Obviously, given their widespread adoption, there are many benefits to building these extensive diagrams. Preparation, consistency, reliability, thoroughness, and training are just a few of the positive outcomes. Operationally, call flows help to provide efficiency and efficacy within a call center. But they are rigid, limited, and restrictive. More importantly, call flows do not cater to the customers they serve; rather, they focus on the company’s infrastructure and place customers in silos with little to no flexibility to change their chosen path. If a customer decides halfway that they do not want to go down a particular path, too bad. That’s where the customer is going.

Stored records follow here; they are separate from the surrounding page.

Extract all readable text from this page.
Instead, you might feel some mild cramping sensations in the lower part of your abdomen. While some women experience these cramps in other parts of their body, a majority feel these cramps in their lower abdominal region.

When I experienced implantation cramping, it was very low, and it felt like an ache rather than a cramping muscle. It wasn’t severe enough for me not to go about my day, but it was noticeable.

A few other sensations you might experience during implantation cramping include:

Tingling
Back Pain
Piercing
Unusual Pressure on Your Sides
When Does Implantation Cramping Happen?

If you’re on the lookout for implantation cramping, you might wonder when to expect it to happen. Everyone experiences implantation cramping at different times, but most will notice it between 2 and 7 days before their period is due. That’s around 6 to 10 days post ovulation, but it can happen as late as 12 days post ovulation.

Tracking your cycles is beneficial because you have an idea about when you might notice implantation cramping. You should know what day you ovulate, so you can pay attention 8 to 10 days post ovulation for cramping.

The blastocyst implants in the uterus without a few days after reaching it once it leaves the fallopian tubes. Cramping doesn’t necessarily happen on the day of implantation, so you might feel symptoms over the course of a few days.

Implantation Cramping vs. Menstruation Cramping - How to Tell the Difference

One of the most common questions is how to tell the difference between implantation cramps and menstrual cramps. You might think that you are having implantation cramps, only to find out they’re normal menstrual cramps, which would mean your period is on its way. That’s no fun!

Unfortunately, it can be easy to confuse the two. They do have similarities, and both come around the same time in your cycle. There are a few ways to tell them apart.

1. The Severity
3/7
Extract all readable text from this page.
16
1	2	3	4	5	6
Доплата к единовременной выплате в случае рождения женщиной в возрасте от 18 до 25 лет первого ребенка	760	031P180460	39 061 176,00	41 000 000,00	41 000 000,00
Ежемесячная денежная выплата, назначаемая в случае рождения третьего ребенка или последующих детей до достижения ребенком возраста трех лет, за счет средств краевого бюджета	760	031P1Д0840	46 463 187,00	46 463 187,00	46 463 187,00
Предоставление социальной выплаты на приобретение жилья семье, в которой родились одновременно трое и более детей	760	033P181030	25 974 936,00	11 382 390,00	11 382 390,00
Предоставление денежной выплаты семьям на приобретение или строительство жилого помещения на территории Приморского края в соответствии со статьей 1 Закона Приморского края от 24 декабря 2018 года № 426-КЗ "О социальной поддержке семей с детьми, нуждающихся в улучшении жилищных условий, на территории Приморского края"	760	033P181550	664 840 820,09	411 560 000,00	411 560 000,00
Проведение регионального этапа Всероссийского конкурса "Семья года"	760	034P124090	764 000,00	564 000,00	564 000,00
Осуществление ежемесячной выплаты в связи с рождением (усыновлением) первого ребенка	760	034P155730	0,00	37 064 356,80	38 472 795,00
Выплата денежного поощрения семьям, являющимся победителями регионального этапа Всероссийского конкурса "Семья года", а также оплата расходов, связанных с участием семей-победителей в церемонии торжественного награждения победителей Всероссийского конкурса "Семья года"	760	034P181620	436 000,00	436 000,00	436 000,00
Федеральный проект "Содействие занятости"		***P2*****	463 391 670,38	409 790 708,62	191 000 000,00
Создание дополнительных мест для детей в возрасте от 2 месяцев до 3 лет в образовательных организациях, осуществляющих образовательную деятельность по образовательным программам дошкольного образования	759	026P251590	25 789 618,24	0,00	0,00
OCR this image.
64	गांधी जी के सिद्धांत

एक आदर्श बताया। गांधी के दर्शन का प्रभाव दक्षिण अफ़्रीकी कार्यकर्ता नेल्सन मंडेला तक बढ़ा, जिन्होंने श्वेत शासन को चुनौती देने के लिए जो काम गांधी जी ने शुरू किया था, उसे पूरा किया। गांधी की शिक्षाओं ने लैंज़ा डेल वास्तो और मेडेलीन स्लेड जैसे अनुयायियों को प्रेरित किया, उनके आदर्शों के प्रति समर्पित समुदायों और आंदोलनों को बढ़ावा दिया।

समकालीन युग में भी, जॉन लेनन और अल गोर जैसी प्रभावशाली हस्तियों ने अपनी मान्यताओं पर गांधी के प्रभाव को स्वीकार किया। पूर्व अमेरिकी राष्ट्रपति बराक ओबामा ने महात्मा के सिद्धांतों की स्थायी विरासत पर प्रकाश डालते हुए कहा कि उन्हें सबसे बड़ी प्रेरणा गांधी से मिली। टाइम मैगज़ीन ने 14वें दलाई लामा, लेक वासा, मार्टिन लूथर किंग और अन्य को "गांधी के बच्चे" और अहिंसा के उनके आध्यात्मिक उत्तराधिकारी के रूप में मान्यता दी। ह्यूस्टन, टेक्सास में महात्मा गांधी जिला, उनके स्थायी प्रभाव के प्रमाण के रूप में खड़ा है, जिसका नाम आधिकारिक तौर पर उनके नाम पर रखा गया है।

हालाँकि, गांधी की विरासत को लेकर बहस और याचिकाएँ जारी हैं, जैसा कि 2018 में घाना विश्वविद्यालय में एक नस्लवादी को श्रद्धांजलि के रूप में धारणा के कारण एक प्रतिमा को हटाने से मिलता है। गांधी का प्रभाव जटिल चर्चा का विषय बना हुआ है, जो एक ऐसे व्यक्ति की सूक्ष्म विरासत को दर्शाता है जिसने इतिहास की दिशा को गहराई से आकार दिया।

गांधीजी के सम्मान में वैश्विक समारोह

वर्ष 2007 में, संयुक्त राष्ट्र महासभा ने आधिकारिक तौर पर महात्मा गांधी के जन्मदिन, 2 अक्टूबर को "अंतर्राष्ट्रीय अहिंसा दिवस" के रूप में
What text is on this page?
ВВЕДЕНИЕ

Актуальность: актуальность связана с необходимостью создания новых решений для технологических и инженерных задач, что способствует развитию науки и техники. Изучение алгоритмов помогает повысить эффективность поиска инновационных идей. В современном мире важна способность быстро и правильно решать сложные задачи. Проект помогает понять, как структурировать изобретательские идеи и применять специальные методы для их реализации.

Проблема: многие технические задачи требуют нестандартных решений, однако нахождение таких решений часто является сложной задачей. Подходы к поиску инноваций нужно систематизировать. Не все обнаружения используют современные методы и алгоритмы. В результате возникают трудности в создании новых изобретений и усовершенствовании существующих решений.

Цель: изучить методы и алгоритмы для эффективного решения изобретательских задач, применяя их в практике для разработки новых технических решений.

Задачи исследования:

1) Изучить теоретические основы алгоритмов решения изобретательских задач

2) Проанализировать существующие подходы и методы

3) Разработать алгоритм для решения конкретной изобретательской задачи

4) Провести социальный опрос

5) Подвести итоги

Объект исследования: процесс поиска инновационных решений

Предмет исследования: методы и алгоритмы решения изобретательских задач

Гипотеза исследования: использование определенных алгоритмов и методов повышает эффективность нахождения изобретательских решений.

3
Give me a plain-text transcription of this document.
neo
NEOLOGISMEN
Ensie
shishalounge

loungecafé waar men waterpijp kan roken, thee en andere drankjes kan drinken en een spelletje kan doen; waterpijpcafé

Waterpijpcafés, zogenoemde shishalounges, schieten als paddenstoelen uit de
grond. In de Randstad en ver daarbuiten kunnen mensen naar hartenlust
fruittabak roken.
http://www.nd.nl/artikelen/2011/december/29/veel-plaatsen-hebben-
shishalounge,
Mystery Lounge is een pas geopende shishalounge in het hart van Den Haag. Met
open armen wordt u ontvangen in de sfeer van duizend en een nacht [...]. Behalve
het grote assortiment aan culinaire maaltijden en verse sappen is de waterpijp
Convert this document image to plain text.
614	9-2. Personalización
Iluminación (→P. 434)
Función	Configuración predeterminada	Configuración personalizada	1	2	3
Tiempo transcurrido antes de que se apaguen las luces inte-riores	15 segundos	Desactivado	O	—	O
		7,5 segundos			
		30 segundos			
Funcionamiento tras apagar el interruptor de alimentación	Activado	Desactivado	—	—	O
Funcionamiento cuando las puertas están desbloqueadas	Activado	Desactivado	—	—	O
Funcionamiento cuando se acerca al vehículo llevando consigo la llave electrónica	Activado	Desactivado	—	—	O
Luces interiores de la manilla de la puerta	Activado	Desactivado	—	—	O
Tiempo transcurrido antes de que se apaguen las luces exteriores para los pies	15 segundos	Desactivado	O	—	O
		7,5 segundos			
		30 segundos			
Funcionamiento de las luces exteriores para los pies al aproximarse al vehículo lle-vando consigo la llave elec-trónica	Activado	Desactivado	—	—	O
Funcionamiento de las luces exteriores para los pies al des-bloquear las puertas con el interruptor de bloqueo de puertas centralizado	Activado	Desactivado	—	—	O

The question then becomes, “What is the alternative?” Let the conversation be open-ended. Good customer self-service is able to follow the customer’s lead and can provide better, less restrictive service rather than dictate the customer’s path. “Service” is really the key word, and it is where the shift in mindset must occur for call center managers: stop viewing IVR as a product that customers use to get themselves from Point A to Point B and start viewing IVR as a service that gets customers from Point A to Point B.
In order for IVRs to offer that kind of self-service, though, they must be equipped with the right capabilities. Any old IVR cannot simply become open-ended. This is where artificial intelligence really differentiates itself. Intelligent IVR is open-ended and company-specific without the added Visio paperwork and directed dialogue. Additionally, AI transforms voice self-service from a dumbed-down agent into an intelligent virtual agent that can answer complex inquiries at a cheaper cost and with less training. It truly becomes a service, and a useful one at that, because it is both customer-centric and knowledgeable.
So as we continue to navigate this new age of conversational applications powered by AI, it is important to remember the shortcomings of basic IVR systems. They are a shining example of technological restriction, inflexibility, and increased customer effort – exactly what not to do.